SAÚDE DO TRABALHADOR
É uma área de produção de conhecimentos, de práticas e de aplicação política que adota a noção de trabalho como categoria central para apreender os processos saúde-doença na sua dimensão social. Saúde-doença resulta das posições ocupadas pelos indivíduos na sociedade, onde o trabalho, segundo a tradição marxista, é o processo em que o ser humano com sua própria ação põe em movimento as forças naturais de seu corpo, braços, pernas, cabeça e mãos, a fim de apropriar-se dos recursos da natureza, imprimindo-lhes forma útil à vida humana.

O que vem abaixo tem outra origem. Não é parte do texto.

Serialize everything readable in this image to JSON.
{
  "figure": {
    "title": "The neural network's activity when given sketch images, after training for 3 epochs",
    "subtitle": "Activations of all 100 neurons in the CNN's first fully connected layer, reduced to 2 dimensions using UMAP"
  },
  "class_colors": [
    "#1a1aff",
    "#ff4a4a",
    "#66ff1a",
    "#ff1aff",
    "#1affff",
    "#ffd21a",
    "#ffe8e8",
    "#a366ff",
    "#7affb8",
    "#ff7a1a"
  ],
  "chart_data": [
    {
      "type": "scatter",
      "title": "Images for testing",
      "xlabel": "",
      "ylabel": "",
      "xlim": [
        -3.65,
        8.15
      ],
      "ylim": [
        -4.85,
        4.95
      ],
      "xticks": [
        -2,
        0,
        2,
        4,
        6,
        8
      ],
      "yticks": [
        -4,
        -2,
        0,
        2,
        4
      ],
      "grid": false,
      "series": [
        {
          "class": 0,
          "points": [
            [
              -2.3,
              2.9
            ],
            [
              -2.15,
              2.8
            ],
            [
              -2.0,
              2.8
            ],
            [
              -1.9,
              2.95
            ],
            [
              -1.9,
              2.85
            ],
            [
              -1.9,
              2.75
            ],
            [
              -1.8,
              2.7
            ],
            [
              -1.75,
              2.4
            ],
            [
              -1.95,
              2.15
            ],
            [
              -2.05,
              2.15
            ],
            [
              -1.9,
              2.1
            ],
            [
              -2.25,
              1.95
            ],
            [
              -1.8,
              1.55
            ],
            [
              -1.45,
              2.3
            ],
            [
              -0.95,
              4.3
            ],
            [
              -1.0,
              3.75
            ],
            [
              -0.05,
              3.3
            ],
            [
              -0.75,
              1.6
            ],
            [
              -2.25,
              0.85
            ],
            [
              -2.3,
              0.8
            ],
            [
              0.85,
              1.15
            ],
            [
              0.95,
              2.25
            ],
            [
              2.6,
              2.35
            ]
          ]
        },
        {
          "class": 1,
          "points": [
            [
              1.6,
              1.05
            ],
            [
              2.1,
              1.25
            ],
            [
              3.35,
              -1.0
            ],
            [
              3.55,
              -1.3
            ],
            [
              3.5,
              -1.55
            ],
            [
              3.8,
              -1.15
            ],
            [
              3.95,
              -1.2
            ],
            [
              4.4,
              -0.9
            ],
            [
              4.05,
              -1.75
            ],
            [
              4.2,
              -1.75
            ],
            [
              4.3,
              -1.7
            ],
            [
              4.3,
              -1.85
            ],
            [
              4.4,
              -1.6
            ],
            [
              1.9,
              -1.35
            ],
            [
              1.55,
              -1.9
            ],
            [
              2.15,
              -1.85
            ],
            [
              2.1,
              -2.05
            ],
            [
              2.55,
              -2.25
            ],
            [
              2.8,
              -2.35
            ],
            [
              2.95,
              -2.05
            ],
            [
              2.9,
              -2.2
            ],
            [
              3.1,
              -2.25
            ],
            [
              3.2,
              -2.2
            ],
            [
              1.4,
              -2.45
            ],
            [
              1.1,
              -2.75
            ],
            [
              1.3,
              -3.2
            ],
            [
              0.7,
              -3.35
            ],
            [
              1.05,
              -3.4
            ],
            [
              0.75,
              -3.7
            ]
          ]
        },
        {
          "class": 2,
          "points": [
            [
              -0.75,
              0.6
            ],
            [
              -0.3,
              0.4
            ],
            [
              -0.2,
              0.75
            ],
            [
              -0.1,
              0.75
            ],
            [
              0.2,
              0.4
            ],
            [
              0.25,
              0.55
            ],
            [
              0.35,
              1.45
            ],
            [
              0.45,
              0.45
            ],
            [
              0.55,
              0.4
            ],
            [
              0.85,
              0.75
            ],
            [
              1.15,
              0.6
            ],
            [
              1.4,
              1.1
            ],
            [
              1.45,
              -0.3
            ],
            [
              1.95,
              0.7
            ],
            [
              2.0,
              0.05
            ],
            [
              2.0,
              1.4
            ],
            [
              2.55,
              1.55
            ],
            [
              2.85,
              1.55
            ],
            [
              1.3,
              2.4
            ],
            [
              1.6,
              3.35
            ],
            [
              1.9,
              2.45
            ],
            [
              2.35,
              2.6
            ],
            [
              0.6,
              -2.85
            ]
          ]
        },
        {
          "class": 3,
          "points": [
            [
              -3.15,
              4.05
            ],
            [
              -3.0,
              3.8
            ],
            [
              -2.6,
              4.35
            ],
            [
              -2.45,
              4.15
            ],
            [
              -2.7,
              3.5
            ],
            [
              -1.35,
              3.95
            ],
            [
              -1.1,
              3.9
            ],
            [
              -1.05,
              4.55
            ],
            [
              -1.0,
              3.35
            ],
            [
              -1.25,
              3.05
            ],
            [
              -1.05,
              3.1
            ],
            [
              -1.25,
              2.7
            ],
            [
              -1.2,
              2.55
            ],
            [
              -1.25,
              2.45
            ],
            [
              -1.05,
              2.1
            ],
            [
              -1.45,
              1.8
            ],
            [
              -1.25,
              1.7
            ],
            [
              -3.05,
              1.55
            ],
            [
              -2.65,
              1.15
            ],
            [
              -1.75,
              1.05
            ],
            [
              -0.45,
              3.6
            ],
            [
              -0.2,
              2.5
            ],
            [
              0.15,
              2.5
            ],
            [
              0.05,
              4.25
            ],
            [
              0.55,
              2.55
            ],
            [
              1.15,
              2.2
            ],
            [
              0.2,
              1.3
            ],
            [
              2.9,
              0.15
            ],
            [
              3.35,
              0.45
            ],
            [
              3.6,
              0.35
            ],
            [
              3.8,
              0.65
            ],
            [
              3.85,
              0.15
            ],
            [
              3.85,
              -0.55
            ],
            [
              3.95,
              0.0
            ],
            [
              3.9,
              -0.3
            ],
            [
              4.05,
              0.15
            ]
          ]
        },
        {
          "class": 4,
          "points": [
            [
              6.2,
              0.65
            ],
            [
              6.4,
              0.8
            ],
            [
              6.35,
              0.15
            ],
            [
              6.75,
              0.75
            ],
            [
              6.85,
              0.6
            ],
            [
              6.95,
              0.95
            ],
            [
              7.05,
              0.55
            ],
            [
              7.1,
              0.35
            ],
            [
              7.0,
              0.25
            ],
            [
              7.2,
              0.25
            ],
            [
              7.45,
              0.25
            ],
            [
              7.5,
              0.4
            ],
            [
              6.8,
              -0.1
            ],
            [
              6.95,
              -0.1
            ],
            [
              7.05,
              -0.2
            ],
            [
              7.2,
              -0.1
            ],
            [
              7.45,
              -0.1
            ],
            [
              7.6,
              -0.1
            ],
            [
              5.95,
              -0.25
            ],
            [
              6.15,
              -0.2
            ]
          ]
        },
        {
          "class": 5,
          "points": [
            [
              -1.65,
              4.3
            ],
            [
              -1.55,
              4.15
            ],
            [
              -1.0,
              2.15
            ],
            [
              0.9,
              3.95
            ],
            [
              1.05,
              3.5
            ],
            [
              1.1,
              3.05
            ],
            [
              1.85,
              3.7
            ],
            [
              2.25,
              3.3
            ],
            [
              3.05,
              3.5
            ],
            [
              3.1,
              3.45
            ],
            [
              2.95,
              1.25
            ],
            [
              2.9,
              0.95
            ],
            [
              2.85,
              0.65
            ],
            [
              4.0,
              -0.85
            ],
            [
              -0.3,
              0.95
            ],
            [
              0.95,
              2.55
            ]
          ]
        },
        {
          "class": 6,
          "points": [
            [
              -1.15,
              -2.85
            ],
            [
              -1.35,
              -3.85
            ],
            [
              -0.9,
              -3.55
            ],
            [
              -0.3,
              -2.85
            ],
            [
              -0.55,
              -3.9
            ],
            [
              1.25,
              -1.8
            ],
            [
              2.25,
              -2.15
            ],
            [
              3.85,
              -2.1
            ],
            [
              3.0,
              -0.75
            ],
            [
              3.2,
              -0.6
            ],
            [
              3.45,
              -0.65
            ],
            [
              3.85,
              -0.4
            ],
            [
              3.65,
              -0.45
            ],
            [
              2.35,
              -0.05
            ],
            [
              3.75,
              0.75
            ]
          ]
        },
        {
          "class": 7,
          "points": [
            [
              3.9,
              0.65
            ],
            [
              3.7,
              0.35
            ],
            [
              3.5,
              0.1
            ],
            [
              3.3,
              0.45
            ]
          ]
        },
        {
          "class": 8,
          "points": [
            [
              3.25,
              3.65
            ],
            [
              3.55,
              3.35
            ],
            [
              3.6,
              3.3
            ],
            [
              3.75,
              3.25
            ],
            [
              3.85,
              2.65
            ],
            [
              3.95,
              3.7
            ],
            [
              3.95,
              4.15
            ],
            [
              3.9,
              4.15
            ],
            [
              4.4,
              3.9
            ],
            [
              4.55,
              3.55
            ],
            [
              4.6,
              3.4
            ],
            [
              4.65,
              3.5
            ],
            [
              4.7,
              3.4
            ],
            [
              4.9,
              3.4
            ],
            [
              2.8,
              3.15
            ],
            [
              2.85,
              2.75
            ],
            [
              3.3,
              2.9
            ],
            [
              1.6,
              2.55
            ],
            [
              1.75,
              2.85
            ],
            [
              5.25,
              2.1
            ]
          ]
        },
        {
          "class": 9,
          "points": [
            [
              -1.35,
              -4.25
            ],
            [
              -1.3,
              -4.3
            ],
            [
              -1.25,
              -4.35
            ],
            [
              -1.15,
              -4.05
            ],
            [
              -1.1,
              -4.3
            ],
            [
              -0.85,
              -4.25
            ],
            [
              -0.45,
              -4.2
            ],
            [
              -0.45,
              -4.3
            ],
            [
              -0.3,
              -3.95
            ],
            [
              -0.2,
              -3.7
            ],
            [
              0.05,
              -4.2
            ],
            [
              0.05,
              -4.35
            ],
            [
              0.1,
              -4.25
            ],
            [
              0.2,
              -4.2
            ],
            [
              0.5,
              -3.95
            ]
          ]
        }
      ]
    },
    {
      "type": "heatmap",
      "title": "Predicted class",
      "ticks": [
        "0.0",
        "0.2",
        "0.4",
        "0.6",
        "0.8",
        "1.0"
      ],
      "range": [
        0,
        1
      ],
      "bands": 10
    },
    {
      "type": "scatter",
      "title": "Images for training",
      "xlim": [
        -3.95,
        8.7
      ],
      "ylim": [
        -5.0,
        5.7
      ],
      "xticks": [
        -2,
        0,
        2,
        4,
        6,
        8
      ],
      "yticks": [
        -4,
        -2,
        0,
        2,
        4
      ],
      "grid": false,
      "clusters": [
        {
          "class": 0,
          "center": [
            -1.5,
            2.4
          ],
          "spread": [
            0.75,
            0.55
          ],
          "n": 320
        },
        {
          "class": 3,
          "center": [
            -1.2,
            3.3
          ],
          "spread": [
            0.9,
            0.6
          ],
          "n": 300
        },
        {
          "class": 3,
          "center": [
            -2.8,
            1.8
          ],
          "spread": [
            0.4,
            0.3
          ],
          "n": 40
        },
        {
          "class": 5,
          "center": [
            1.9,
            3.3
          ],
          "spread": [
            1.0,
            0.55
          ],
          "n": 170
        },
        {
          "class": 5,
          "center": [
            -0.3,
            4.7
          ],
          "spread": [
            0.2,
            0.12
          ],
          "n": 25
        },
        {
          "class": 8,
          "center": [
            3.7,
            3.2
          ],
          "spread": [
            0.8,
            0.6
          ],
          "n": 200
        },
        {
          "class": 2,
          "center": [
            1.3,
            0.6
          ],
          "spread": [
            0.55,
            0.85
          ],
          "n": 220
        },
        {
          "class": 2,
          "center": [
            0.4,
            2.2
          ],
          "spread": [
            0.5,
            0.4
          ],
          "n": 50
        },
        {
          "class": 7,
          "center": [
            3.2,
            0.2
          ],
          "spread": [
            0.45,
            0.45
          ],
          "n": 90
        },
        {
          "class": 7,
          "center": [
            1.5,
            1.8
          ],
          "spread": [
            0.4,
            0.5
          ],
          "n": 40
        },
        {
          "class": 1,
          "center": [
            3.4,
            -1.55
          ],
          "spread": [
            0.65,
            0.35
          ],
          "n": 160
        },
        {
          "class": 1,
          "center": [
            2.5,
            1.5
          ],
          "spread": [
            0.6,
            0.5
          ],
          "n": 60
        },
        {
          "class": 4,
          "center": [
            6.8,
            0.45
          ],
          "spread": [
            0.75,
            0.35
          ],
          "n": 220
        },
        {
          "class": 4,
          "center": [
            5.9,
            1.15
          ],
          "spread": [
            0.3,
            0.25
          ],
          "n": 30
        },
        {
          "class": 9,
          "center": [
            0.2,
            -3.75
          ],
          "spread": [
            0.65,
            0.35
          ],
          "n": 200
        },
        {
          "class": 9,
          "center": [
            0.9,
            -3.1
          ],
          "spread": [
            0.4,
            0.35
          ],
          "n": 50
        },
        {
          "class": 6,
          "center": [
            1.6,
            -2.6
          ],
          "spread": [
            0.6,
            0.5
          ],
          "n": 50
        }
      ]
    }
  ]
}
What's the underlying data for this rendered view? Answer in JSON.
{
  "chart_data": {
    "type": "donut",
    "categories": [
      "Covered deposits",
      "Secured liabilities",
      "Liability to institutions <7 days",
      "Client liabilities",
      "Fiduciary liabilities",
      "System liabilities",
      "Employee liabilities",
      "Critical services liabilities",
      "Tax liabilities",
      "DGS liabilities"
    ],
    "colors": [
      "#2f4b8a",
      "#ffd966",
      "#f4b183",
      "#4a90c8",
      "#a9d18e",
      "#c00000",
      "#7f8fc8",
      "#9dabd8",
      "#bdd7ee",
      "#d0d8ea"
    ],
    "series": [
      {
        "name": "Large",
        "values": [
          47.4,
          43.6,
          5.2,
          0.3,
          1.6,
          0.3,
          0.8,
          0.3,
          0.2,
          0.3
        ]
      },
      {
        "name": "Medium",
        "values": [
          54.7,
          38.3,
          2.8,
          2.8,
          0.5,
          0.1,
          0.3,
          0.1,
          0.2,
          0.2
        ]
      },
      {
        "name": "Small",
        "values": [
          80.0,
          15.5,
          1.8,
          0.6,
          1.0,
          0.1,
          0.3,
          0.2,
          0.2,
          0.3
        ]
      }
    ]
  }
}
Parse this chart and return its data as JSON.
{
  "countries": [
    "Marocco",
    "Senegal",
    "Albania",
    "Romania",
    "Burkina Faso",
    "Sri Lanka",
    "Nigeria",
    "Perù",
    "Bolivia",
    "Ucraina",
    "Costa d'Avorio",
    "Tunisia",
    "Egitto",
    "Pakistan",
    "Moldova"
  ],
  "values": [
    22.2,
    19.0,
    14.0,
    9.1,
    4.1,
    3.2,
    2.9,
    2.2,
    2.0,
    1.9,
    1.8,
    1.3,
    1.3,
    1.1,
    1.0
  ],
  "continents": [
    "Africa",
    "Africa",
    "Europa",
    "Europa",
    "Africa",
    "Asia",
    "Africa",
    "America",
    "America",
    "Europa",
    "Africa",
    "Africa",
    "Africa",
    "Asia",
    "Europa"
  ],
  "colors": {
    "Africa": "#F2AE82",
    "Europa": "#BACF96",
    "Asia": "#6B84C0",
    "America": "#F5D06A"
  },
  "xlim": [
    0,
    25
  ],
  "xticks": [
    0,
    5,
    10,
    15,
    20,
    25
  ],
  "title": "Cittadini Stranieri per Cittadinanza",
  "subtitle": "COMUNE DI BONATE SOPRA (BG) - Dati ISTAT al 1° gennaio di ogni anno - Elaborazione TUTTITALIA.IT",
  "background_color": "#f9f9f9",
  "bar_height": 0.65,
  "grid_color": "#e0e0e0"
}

Inaugura novas percepções sobre as articulações entre o processo de trabalho e a saúde ao encarar o trabalhador como sujeito e não somente como força de trabalho. Seu objeto diz respeito ao humano em situação de trabalho e em suas formas de sentir e manifestar seus mal-estares diante de si e de seu entorno. Os impactos são abordados a partir dessa ótica inovadora, a da vivência e das representações desenvolvidas pelos trabalhadores sobre a saúde e o trabalho em seus coletivos específicos. Por isso, nesse âmbito, adotam-se estratégias para se desenhar modelos de intervenção baseando-se em realidades coletivas. Contrapõe-se assim aos princípios tradicionais da saúde ocupacional cuja ênfase diz respeito aos efeitos de caráter biológico e individual. Esclarece como os trabalhadores reinventam o seu dia a dia de trabalho, elaboram táticas de resistência, alteram os códigos e constroem modos operatórios específicos, reapropriando-se do espaço e do uso dos objetos às suas maneiras. Busca integrar as ciências humanas às ciências sociais, o biológico ao não biológico, e operacionalizar ferramentas metodológicas para abordar os fenômenos de interesse em dois âmbitos (1) vida, doença e morte; (2) organização social e representação social.
Constitui um campo em construção na área da saúde pública ao romper com a concepção hegemônica orientada pelo binômio doença-risco presente no ambiente de trabalho. Bastante influenciado pela corrente da epidemiologia social que desenvolveu o conceito de determinação social do processo saúde-doença, busca compreender a relação dialética entre os determinantes que atuam no plano macro da estrutura social e os que atuam na dimensão singular dos perfis mórbidos dos grupos humanos.
As investigações e diretrizes nessa área se contrapõem à lógica social que sustenta a ideologia da inevitabilidade das condições reais de trabalho e a invisibilidade dos seus efeitos. As condições de trabalho exprimem de modo determinado a sociedade de que faz parte. Ou seja, é uma expressão histórica de uma sociedade determinada. Se a sociedade, em geral, nega na sua estrutura o princípio da igualdade real, nos ambientes de trabalho, as circunstâncias em que o trabalhador se encontra para operar são incoerentes com os objetivos de qualidade da produção e incompatíveis com as características humanas.
As relações sociais e intersubjetivas são realizadas como relação entre um superior que manda e um inferior que obedece. O espaço de trabalho não se difere quanto a essa ordem hierárquica. Nela, as diferenças biológicas, afetivas, cognitivas e culturais e as assimetrias delas resultantes são sempre transformadas em desigualdades que reforçam a relação mando-obediência. Nesse espaço, o outro jamais é reconhecido como sujeito nem como sujeito de direitos, jamais é reconhecido como subjetividade nem como alteridade (CHAUÍ, 2001). As condições de trabalho são reveladoras dessa lógica social, pois são incompatíveis com as necessidades e diferenças entre os indivíduos e inauguram a desigualdade social no espaço da produção e circulação dos bens e serviços.
Desafios no campo da saúde do trabalhador estão em diferentes planos: (1) no plano teórico, esclarecer as mediações que operam entre as condições reais em que ocorre a produção de bens e valores e a produção da saúde e da doença; (2) no plano metodológico, desenvolver estratégias de investigação, com seus correspondentes instrumentos de coleta e análise de informações; (3) no plano prático, formular sistemas e estratégias de formação a fim de intervir nas condições de trabalho.